Tuesday, October 17, 2017

Human error behind BA’s ‘tragic’ data centre outage that grounded 75,000 passengers

With a bill that could reach £150m, British Airways is conducting an investigation into the event while facing critics from industry and insurance bodies.

One of history’s largest IT meltdowns in the aviation space has reportedly been triggered by human error.

The “catastrophic” and “tragic” event at a British Airways’ (BA) data centre in Heathrow, London, occurred after a staff member switched off a power supply unit in “perfect working order”, according to The Times.

The paper reports that an investigation is under way and will likely focus on human error as the cause for the disturbance to the data centre.

When switching off the unit power supply (UPS) and then running an uncontrolled reboot, the engineer caused “catastrophic physical damage” to the servers due to power overload.

According to sources, the engineer works for CBRE Global Workplace Solutions.

The outage happened around 9:30am on Saturday, May 27, 2017, and is said to have lasted 15 minutes. However, its consequences were harshly felt by more than 75,000 passengers worldwide as 800 to 1,000 flights were cancelled.

Earlier this week, Bill Francis, head of IT at International Airlines Group (IAG), BA’s parent company, sent an email to staff in which he mentioned the outage at the Heathrow data centre had not been cause by an IT failure or software related problems.

BA’s CEO Alex Cruz firstly blamed the outage on a power supply. Days after IAG’s CEO Willie Walsh, also claimed that a power surge had brought down BA’s IT systems.

In a statement, BA said: “There was a loss of power to the UK data centre which was compounded by the uncontrolled return of power which caused a power surge taking out our IT systems. So we know what happened we just need to find out why.

“It was not an IT failure and had nothing to do with outsourcing of IT, it was an electrical power supply which was interrupted.

“We are undertaking an exhaustive investigation to find out the exact circumstances and most importantly ensure that this can never happen again.”

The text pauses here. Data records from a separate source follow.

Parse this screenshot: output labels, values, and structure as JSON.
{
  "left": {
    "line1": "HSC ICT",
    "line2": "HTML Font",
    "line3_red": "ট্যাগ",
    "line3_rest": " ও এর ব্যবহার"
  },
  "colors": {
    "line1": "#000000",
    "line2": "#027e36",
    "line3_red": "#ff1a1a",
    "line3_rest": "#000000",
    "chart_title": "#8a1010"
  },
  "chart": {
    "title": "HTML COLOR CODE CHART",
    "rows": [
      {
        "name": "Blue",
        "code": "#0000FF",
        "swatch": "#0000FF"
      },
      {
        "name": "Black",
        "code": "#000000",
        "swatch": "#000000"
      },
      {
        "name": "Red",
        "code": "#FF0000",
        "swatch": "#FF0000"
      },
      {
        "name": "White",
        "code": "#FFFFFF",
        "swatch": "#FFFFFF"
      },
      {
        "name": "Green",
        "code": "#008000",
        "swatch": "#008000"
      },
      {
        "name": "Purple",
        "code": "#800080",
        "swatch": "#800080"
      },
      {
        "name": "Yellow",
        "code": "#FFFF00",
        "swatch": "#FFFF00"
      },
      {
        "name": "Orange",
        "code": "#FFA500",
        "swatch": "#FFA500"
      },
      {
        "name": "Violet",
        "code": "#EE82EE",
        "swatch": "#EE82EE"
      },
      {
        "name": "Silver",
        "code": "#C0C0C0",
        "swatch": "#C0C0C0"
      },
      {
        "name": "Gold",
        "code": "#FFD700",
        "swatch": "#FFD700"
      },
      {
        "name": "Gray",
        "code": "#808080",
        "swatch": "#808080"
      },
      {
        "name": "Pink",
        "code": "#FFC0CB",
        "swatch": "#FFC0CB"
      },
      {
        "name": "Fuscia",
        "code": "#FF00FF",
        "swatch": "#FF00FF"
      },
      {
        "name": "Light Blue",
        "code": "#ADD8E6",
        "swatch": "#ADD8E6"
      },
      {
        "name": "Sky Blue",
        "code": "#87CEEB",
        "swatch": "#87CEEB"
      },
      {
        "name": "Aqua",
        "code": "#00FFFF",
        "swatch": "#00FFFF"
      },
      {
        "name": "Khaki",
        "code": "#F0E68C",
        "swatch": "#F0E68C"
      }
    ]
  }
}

However, energy supplier UK Power Networks, which provides power to the area where the data centre sits, disputed BA’s claims of a power outage saying that energy had not been interrupted.

Such was followed by reports that maintenance at the data centre, built in 1980s, was poor and that the facility had been filled up with modern computing systems and hardware throughout the years without the necessary retrofits.

Hours after the incident, the GMB union went as far as claiming that the IT problems happened after BA dismissed “hundreds of dedicated and loyal” IT staff to outsource its IT needs to India in a bid to save money.

CEO Cruz has in the meantime come under fire and many have called for his resignation. Cruz has put down any idea of resigning from the role of CEO which he was appointed to in April 2016.

Cruz said: “We do apologise profusely for the hardship that these customers of ours have had to go through.

“We absolutely profusely apologise for that and we are absolutely committed to provide and abide by the compensation rules that are currently in place.

“We are absolutely committed to finding the root causes of this particular event and we will make sure nothing like this happens to British Airways ever again.”

Industry analysts have said the outage could cost BA as much as £150m in compensations and reimbursements to those affected.

The airliner is now battling with insurers on who is to blame for the incident. The Association of British Insurers (ABI) has already come out to say the company gave passengers the wrong information which has complicated the claims process.

The ABI told the Financial Times: “Any cover available under travel insurance will usually kick in only if compensation is not available from any other source.

“Those affected should seek compensation, and any refunds of expenses, in the first instance from British Airways.

“People affected by the disruption should be able to claim compensation and refunds for any expenses as simply as possible, not being passed from pillar to post.

“EU flight compensation regulations set out that airline operators should provide compensation to passengers that suffer long delays or cancellations.”


 15:45, 2 June, 2017

CBRE has spoken out denying the rumours that suggest human error to be behind the BA data centre downtime.

The company manages the BA Boadicea House data centre, near Heathrow, and said the claims around what caused the outage were “not founded in fact”.

CBRE said: “We are the manager of the facility for our client BA and fully support its investigation. No determination has been made yet regarding the cause of this incident. Any speculation to the contrary is not founded in fact.”